View Runtime Information

JFrog AppTrust integrates with JFrog Runtime Security to provide visibility into the deployment state of your application versions. For each application version, a runtime status indicator shows whether the version is actively running in a connected environment and whether its integrity has been violated since release (for example, if the checksum of the runtime version is different from that of the stored version).

The runtime status reflects one of the following states:

• Running: The application version is deployed and running in at least one container with no known integrity issues.
• Integrity Violation: The application version is deployed, but one or more integrity violations have been detected, such as image drift or tampering in a running container.

If the application version is not currently running in any connected environment, no runtime status icon is displayed.

Runtime status is visible:

• In the AppTrust UI, in the PROD stage of the Stages Board.

• Through the AppTrust REST API. The Application Version Details API response includes a runtime object containing is_detected (boolean) and has_integrity_violation (boolean).

Prerequisites

• JFrog Runtime Security is enabled and configured in your JFrog Platform environment.
• At least one Runtime Security sensor is deployed and connected to a runtime environment (for example, the Kubernetes cluster) where your application versions are running.

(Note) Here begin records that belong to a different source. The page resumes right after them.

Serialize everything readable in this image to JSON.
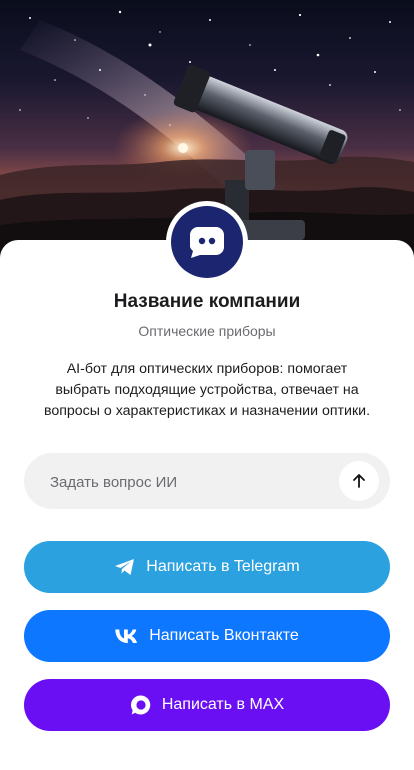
{
  "company": {
    "name": "Название компании",
    "category": "Оптические приборы",
    "description": "AI-бот для оптических приборов: помогает выбрать подходящие устройства, отвечает на вопросы о характеристиках и назначении оптики."
  },
  "ask": {
    "placeholder": "Задать вопрос ИИ",
    "value": "",
    "send_icon": "arrow-up-icon"
  },
  "buttons": [
    {
      "label": "Написать в Telegram",
      "icon": "telegram-icon",
      "color": "#2ca1e0"
    },
    {
      "label": "Написать Вконтакте",
      "icon": "vk-icon",
      "color": "#0d77ff"
    },
    {
      "label": "Написать в MAX",
      "icon": "max-icon",
      "color": "#6a0ff4"
    }
  ],
  "avatar": {
    "icon": "bot-icon",
    "color": "#1c2670"
  },
  "hero": {
    "image": "telescope-night-sky"
  }
}
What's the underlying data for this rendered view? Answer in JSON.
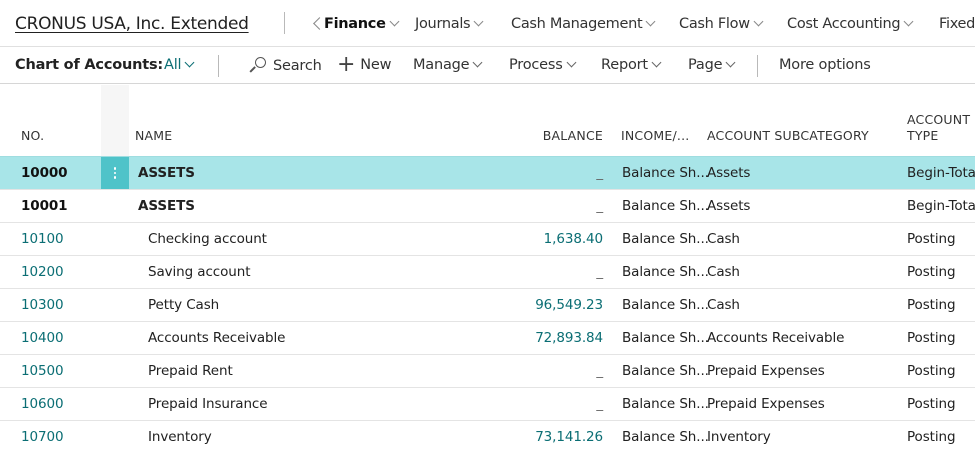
{
  "company": "CRONUS USA, Inc. Extended",
  "nav": [
    {
      "label": "Finance",
      "active": true
    },
    {
      "label": "Journals"
    },
    {
      "label": "Cash Management"
    },
    {
      "label": "Cash Flow"
    },
    {
      "label": "Cost Accounting"
    },
    {
      "label": "Fixed"
    }
  ],
  "actionbar": {
    "page_title": "Chart of Accounts:",
    "filter": "All",
    "search": "Search",
    "new": "New",
    "manage": "Manage",
    "process": "Process",
    "report": "Report",
    "page": "Page",
    "more": "More options"
  },
  "columns": {
    "no": "NO.",
    "name": "NAME",
    "balance": "BALANCE",
    "income": "INCOME/...",
    "subcategory": "ACCOUNT SUBCATEGORY",
    "type_line1": "ACCOUNT",
    "type_line2": "TYPE"
  },
  "rows": [
    {
      "no": "10000",
      "name": "ASSETS",
      "balance": "_",
      "income": "Balance Sh...",
      "subcategory": "Assets",
      "type": "Begin-Total"
    },
    {
      "no": "10001",
      "name": "ASSETS",
      "balance": "_",
      "income": "Balance Sh...",
      "subcategory": "Assets",
      "type": "Begin-Total"
    },
    {
      "no": "10100",
      "name": "Checking account",
      "balance": "1,638.40",
      "income": "Balance Sh...",
      "subcategory": "Cash",
      "type": "Posting"
    },
    {
      "no": "10200",
      "name": "Saving account",
      "balance": "_",
      "income": "Balance Sh...",
      "subcategory": "Cash",
      "type": "Posting"
    },
    {
      "no": "10300",
      "name": "Petty Cash",
      "balance": "96,549.23",
      "income": "Balance Sh...",
      "subcategory": "Cash",
      "type": "Posting"
    },
    {
      "no": "10400",
      "name": "Accounts Receivable",
      "balance": "72,893.84",
      "income": "Balance Sh...",
      "subcategory": "Accounts Receivable",
      "type": "Posting"
    },
    {
      "no": "10500",
      "name": "Prepaid Rent",
      "balance": "_",
      "income": "Balance Sh...",
      "subcategory": "Prepaid Expenses",
      "type": "Posting"
    },
    {
      "no": "10600",
      "name": "Prepaid Insurance",
      "balance": "_",
      "income": "Balance Sh...",
      "subcategory": "Prepaid Expenses",
      "type": "Posting"
    },
    {
      "no": "10700",
      "name": "Inventory",
      "balance": "73,141.26",
      "income": "Balance Sh...",
      "subcategory": "Inventory",
      "type": "Posting"
    }
  ],
  "colors": {
    "accent": "#0b6e74",
    "selected_row": "#a8e5e8",
    "row_menu": "#4fc3c9"
  }
}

To view the runtime status:

1. In the JFrog Platform, go to AppTrust > Applications and choose an application.

2. Choose Lifecycle > Stages Board. In the PROD stage, the status icons will appear where relevant.

   • Running: The application version is deployed and running in at least one container with no known integrity issues.
   
   • Integrity Violation: The application version is deployed, but one or more integrity violations have been detected.